When I saw the ‘Jarrow Arrow’ play for the first time, I knew this was a player that I could throw my weight behind and by way of a modern comparison, imagine how young Sunderland fans of today might feel when watching Dan Neil, because that’s how I felt whenever Russell took to the field.
As a centre forward, he was pure class: pacy, elusive, and prolific in front of goal. Moreover, he was also a homegrown hero and every goal he scored was a moment of mutual joy.
His eventual departure from Sunderland in 1997 was a real sore point, but that was still to come and as we cranked up the pressure in the race for promotion from Endsleigh Division One (glory days), the local hero grabbed the game and set about dismantling Mick McCarthy’s side with an epic performance.

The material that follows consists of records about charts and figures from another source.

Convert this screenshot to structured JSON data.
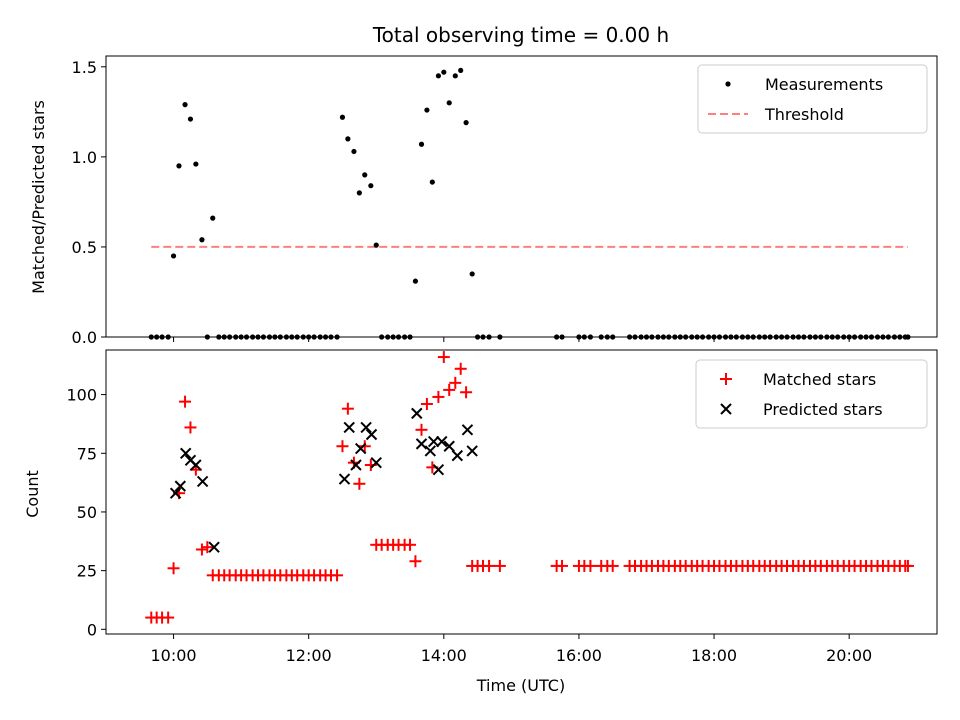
{
  "chart_data": {
    "title": "Total observing time = 0.00 h",
    "xlabel": "Time (UTC)",
    "x_ticks": [
      {
        "hour": 10,
        "label": "10:00"
      },
      {
        "hour": 12,
        "label": "12:00"
      },
      {
        "hour": 14,
        "label": "14:00"
      },
      {
        "hour": 16,
        "label": "16:00"
      },
      {
        "hour": 18,
        "label": "18:00"
      },
      {
        "hour": 20,
        "label": "20:00"
      }
    ],
    "xlim": [
      9.0,
      21.3
    ],
    "panels": [
      {
        "type": "scatter",
        "ylabel": "Matched/Predicted stars",
        "ylim": [
          0,
          1.56
        ],
        "y_ticks": [
          {
            "v": 0,
            "label": "0.0"
          },
          {
            "v": 0.5,
            "label": "0.5"
          },
          {
            "v": 1.0,
            "label": "1.0"
          },
          {
            "v": 1.5,
            "label": "1.5"
          }
        ],
        "legend": [
          "Measurements",
          "Threshold"
        ],
        "threshold": {
          "value": 0.5,
          "x_start": 9.67,
          "x_end": 20.87,
          "color": "#ff7f7f"
        },
        "measurements": {
          "color": "#000000",
          "x": [
            9.67,
            9.75,
            9.83,
            9.92,
            10.0,
            10.08,
            10.17,
            10.25,
            10.33,
            10.42,
            10.5,
            10.58,
            10.67,
            10.75,
            10.83,
            10.92,
            11.0,
            11.08,
            11.17,
            11.25,
            11.33,
            11.42,
            11.5,
            11.58,
            11.67,
            11.75,
            11.83,
            11.92,
            12.0,
            12.08,
            12.17,
            12.25,
            12.33,
            12.42,
            12.5,
            12.58,
            12.67,
            12.75,
            12.83,
            12.92,
            13.0,
            13.08,
            13.17,
            13.25,
            13.33,
            13.42,
            13.5,
            13.58,
            13.67,
            13.75,
            13.83,
            13.92,
            14.0,
            14.08,
            14.17,
            14.25,
            14.33,
            14.42,
            14.5,
            14.58,
            14.67,
            14.83,
            15.67,
            15.75,
            16.0,
            16.08,
            16.17,
            16.33,
            16.42,
            16.5,
            16.75,
            16.83,
            16.92,
            17.0,
            17.08,
            17.17,
            17.25,
            17.33,
            17.42,
            17.5,
            17.58,
            17.67,
            17.75,
            17.83,
            17.92,
            18.0,
            18.08,
            18.17,
            18.25,
            18.33,
            18.42,
            18.5,
            18.58,
            18.67,
            18.75,
            18.83,
            18.92,
            19.0,
            19.08,
            19.17,
            19.25,
            19.33,
            19.42,
            19.5,
            19.58,
            19.67,
            19.75,
            19.83,
            19.92,
            20.0,
            20.08,
            20.17,
            20.25,
            20.33,
            20.42,
            20.5,
            20.58,
            20.67,
            20.75,
            20.83,
            20.87
          ],
          "y": [
            0,
            0,
            0,
            0,
            0.45,
            0.95,
            1.29,
            1.21,
            0.96,
            0.54,
            0,
            0.66,
            0,
            0,
            0,
            0,
            0,
            0,
            0,
            0,
            0,
            0,
            0,
            0,
            0,
            0,
            0,
            0,
            0,
            0,
            0,
            0,
            0,
            0,
            1.22,
            1.1,
            1.03,
            0.8,
            0.9,
            0.84,
            0.51,
            0,
            0,
            0,
            0,
            0,
            0,
            0.31,
            1.07,
            1.26,
            0.86,
            1.45,
            1.47,
            1.3,
            1.45,
            1.48,
            1.19,
            0.35,
            0,
            0,
            0,
            0,
            0,
            0,
            0,
            0,
            0,
            0,
            0,
            0,
            0,
            0,
            0,
            0,
            0,
            0,
            0,
            0,
            0,
            0,
            0,
            0,
            0,
            0,
            0,
            0,
            0,
            0,
            0,
            0,
            0,
            0,
            0,
            0,
            0,
            0,
            0,
            0,
            0,
            0,
            0,
            0,
            0,
            0,
            0,
            0,
            0,
            0,
            0,
            0,
            0,
            0,
            0,
            0,
            0,
            0,
            0,
            0,
            0,
            0,
            0
          ]
        }
      },
      {
        "type": "scatter",
        "ylabel": "Count",
        "ylim": [
          -2,
          119
        ],
        "y_ticks": [
          {
            "v": 0,
            "label": "0"
          },
          {
            "v": 25,
            "label": "25"
          },
          {
            "v": 50,
            "label": "50"
          },
          {
            "v": 75,
            "label": "75"
          },
          {
            "v": 100,
            "label": "100"
          }
        ],
        "legend": [
          "Matched stars",
          "Predicted stars"
        ],
        "matched": {
          "color": "#ff0000",
          "x": [
            9.67,
            9.75,
            9.83,
            9.92,
            10.0,
            10.08,
            10.17,
            10.25,
            10.33,
            10.42,
            10.5,
            10.58,
            10.67,
            10.75,
            10.83,
            10.92,
            11.0,
            11.08,
            11.17,
            11.25,
            11.33,
            11.42,
            11.5,
            11.58,
            11.67,
            11.75,
            11.83,
            11.92,
            12.0,
            12.08,
            12.17,
            12.25,
            12.33,
            12.42,
            12.5,
            12.58,
            12.67,
            12.75,
            12.83,
            12.92,
            13.0,
            13.08,
            13.17,
            13.25,
            13.33,
            13.42,
            13.5,
            13.58,
            13.67,
            13.75,
            13.83,
            13.92,
            14.0,
            14.08,
            14.17,
            14.25,
            14.33,
            14.42,
            14.5,
            14.58,
            14.67,
            14.83,
            15.67,
            15.75,
            16.0,
            16.08,
            16.17,
            16.33,
            16.42,
            16.5,
            16.75,
            16.83,
            16.92,
            17.0,
            17.08,
            17.17,
            17.25,
            17.33,
            17.42,
            17.5,
            17.58,
            17.67,
            17.75,
            17.83,
            17.92,
            18.0,
            18.08,
            18.17,
            18.25,
            18.33,
            18.42,
            18.5,
            18.58,
            18.67,
            18.75,
            18.83,
            18.92,
            19.0,
            19.08,
            19.17,
            19.25,
            19.33,
            19.42,
            19.5,
            19.58,
            19.67,
            19.75,
            19.83,
            19.92,
            20.0,
            20.08,
            20.17,
            20.25,
            20.33,
            20.42,
            20.5,
            20.58,
            20.67,
            20.75,
            20.83,
            20.87
          ],
          "y": [
            5,
            5,
            5,
            5,
            26,
            58,
            97,
            86,
            68,
            34,
            35,
            23,
            23,
            23,
            23,
            23,
            23,
            23,
            23,
            23,
            23,
            23,
            23,
            23,
            23,
            23,
            23,
            23,
            23,
            23,
            23,
            23,
            23,
            23,
            78,
            94,
            71,
            62,
            78,
            70,
            36,
            36,
            36,
            36,
            36,
            36,
            36,
            29,
            85,
            96,
            69,
            99,
            116,
            102,
            105,
            111,
            101,
            27,
            27,
            27,
            27,
            27,
            27,
            27,
            27,
            27,
            27,
            27,
            27,
            27,
            27,
            27,
            27,
            27,
            27,
            27,
            27,
            27,
            27,
            27,
            27,
            27,
            27,
            27,
            27,
            27,
            27,
            27,
            27,
            27,
            27,
            27,
            27,
            27,
            27,
            27,
            27,
            27,
            27,
            27,
            27,
            27,
            27,
            27,
            27,
            27,
            27,
            27,
            27,
            27,
            27,
            27,
            27,
            27,
            27,
            27,
            27,
            27,
            27,
            27,
            27
          ]
        },
        "predicted": {
          "color": "#000000",
          "x": [
            10.03,
            10.1,
            10.18,
            10.25,
            10.33,
            10.43,
            10.6,
            12.53,
            12.6,
            12.7,
            12.77,
            12.85,
            12.93,
            13.0,
            13.6,
            13.67,
            13.8,
            13.85,
            13.92,
            13.97,
            14.08,
            14.2,
            14.35,
            14.42
          ],
          "y": [
            58,
            61,
            75,
            72,
            70,
            63,
            35,
            64,
            86,
            70,
            77,
            86,
            83,
            71,
            92,
            79,
            76,
            80,
            68,
            80,
            78,
            74,
            85,
            76
          ]
        }
      }
    ]
  }
}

Russell played through the middle and he simply destroyed the visitors with a four-goal display that left us dazzled and Peter Reid doubtless elated at what he’d seen. That season, finding a settled attack was quite difficult, with Phil Gray in and out of the team and David Kelly often injured, but the local lad stepped up when it mattered.
Everything Russell touched that day came off- so much so that he didn’t really know how to celebrate his fourth goal - and as Roger Tames noted in his commentary, we were ‘walking on water’ by the end of the game.
You could argue that there were more important and more prestigious games played at Roker during the 1990s, but this one really stands out for me, and it always will, as one man stood tall and showed us exactly what he was capable of.